Mais qui es-tu, fille étrange ? Avec ta cigarette, comme à rebours. Et ta fumée… Je ne sais rien de toi : je ne t’ai vu que de loin, et toujours de derrière ton rideau mouvant de fumée bleue. Je vois mal ton visage, je ne peux dire si tu es belle ; il me semble que oui, j’aime ta silhouette. J’ignore la couleur de tes yeux ; je ne t’ai jamais touché, ô ma douce, ni jamais senti. J’ignore ta voix aussi : il est impossible de se taire autant que toi. Ton silence est encore plus puissant que celui qui nous vient quand on accepte l’inconcevable.
Pourtant, je ne vis que par toi, ô inconnue ! Quand je te regarde, derrière ta fumée, dans l’ombre qui t’embrasse, je sens que tu sais ma présence : dans tes yeux détournés, fille étrange, c’est moi que j’aperçois. En te contemplant, je vois que j’existe assez pour être ignoré. Cela me fascine et m’épuise. Cela me tue.
Je voudrais susciter en effet autre chose que le silence ; je voudrai d’autres réponses que l’écho de mes propre question ! Je voudrai m’approcher, et te voir et te toucher. Je n’y parviens pas ; tu me paralyse : je ne peux plus « pouvoir » en face de toi ! Dis-moi, un mot, rien qu’un mot : et j’accourrai t’embrasser de toutes mes forces. Réponds-moi ! Je t’en pris ! Certes, tu sembles belle, et je suis à deux doigts de t’aimer ; mais ton silence me fait te haïr ! J’aime tes gestes sensuels, la lueur de ton mégot de cigarette, et les teintes pourpres que semble avoir ta peau. Je crois que je peux t’aimer. Je suis fait pour t’aimer. Je crois même que je veux t’aimer. Mais il faut que tu me tendes la main. Jamais je ne pourrais venir de moi-même, te dis-je : dis-moi quelque chose, fille étrange ; d’un ordre, permets-moi d’approcher de toi !...

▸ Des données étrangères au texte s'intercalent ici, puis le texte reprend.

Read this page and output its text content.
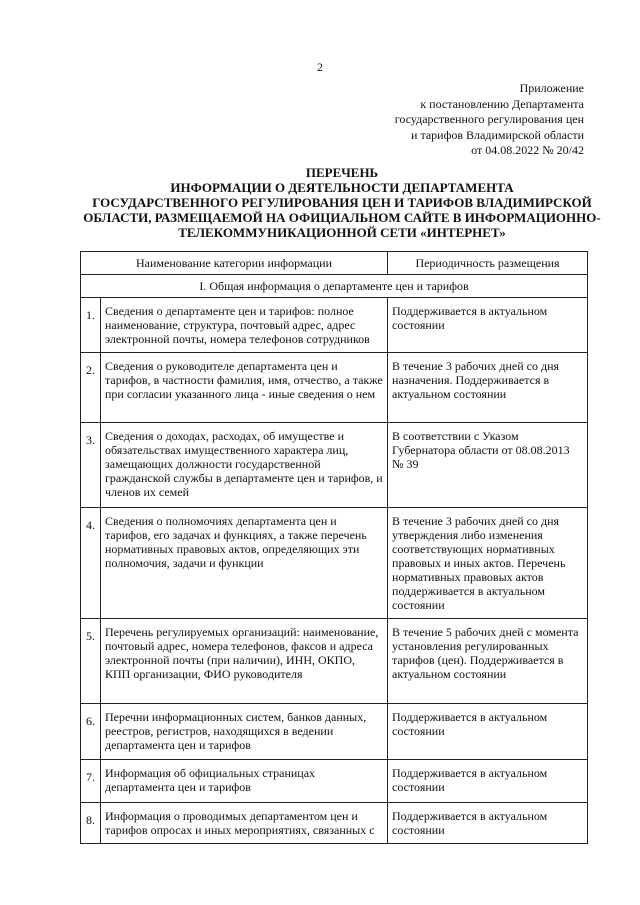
2
Приложение
к постановлению Департамента
государственного регулирования цен
и тарифов Владимирской области
от 04.08.2022 № 20/42
ПЕРЕЧЕНЬ
ИНФОРМАЦИИ О ДЕЯТЕЛЬНОСТИ ДЕПАРТАМЕНТА
ГОСУДАРСТВЕННОГО РЕГУЛИРОВАНИЯ ЦЕН И ТАРИФОВ ВЛАДИМИРСКОЙ
ОБЛАСТИ, РАЗМЕЩАЕМОЙ НА ОФИЦИАЛЬНОМ САЙТЕ В ИНФОРМАЦИОННО-
ТЕЛЕКОММУНИКАЦИОННОЙ СЕТИ «ИНТЕРНЕТ»
Наименование категории информации		Периодичность размещения
I. Общая информация о департаменте цен и тарифов		
1.	Сведения о департаменте цен и тарифов: полное наименование, структура, почтовый адрес, адрес электронной почты, номера телефонов сотрудников	Поддерживается в актуальном состоянии
2.	Сведения о руководителе департамента цен и тарифов, в частности фамилия, имя, отчество, а также при согласии указанного лица - иные сведения о нем	В течение 3 рабочих дней со дня назначения. Поддерживается в актуальном состоянии
3.	Сведения о доходах, расходах, об имуществе и обязательствах имущественного характера лиц, замещающих должности государственной гражданской службы в департаменте цен и тарифов, и членов их семей	В соответствии с Указом Губернатора области от 08.08.2013 № 39
4.	Сведения о полномочиях департамента цен и тарифов, его задачах и функциях, а также перечень нормативных правовых актов, определяющих эти полномочия, задачи и функции	В течение 3 рабочих дней со дня утверждения либо изменения соответствующих нормативных правовых и иных актов. Перечень нормативных правовых актов поддерживается в актуальном состоянии
5.	Перечень регулируемых организаций: наименование, почтовый адрес, номера телефонов, факсов и адреса электронной почты (при наличии), ИНН, ОКПО, КПП организации, ФИО руководителя	В течение 5 рабочих дней с момента установления регулированных тарифов (цен). Поддерживается в актуальном состоянии
6.	Перечни информационных систем, банков данных, реестров, регистров, находящихся в ведении департамента цен и тарифов	Поддерживается в актуальном состоянии
7.	Информация об официальных страницах департамента цен и тарифов	Поддерживается в актуальном состоянии
8.	Информация о проводимых департаментом цен и тарифов опросах и иных мероприятиях, связанных с	Поддерживается в актуальном состоянии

Ah ! Pourquoi ce silence ? Pourquoi ne pas répondre, ni me regarder ? Pourquoi suis-je confronté à toi, ô inconnue, entêtée et taciturne ! Je te déteste autant que je t’adore ! Tu me fais souffrir autant que tu m’exaltes ! Pitié ! Cela se voit que tu es sur le départ, cela se voit qu’une fois que la lueur rouge de ton mégot n’éclairera plus la pièce, tu partiras… Mais avant rien qu’une fois, dis-moi de venir vers toi. Et je t’aimerai totalement, et je comprendrai tes mystères, ô belle enfant ! Ne m’offre pas seulement ton mépris, et l’odeur de ton dégoût ; laisse-moi goûter à un peu d’extase, et je t’en serai gré, mon amour.